Em relação às acusações relevantes, o porta-voz do Ministério dos Negócios Estrangeiros chinês, Mao Ning, respondeu numa conferência de imprensa regular na quinta-feira: “Não estou ciente da situação que mencionou e não consigo ver qualquer base para esta acusação”.
A notícia chega no momento em que o rival da OpenAI, Anthropic PBC, decidiu relaxar seus compromissos de "proteção" de segurança de IA, enquanto ainda resistia à pressão do Departamento de Defesa dos EUA para enfraquecer as restrições de segurança relacionadas.
A OpenAI disse na quarta-feira que identificou recentemente uma série de casos de comportamento inadequado usando seus modelos, incluindo golpes de romance online direcionados ao povo indonésio, fazendas de conteúdo de mídia social com laços com a Rússia e mais contas possivelmente originadas na China buscando informações de autoridades dos EUA.

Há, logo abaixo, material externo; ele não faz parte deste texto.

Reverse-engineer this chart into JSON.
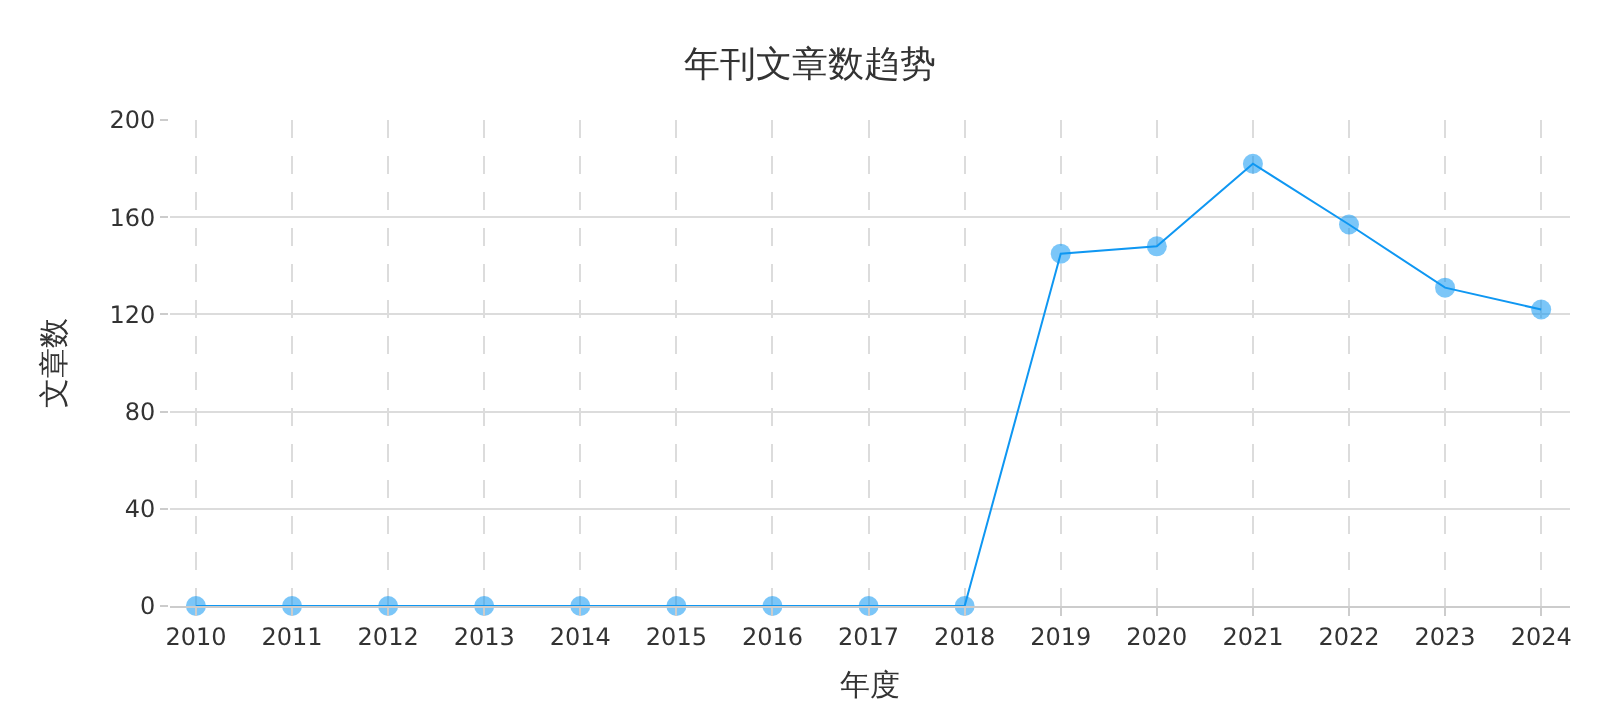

De acordo com a OpenAI, este plano contra o primeiro-ministro japonês Takaichi Sanae apareceu em meados de outubro do ano passado, pouco antes da sua eleição. Na altura, Gao Shi criticou publicamente a situação dos direitos humanos na região da Mongólia Interior, na China. Usuários relevantes tentaram usar o ChatGPT para formular um plano para amplificar comentários negativos sobre Gao Shi, retratá-lo como uma figura de extrema direita e aumentar a pressão pública na Internet.
Desde então, o primeiro-ministro japonês tem recebido críticas da China por comentários sobre Taiwan, uma ilha autónoma que a China considera parte do seu próprio território. As tensões diplomáticas desencadeadas por esta série de disputas continuam a afectar o turismo e o comércio entre a China e o Japão.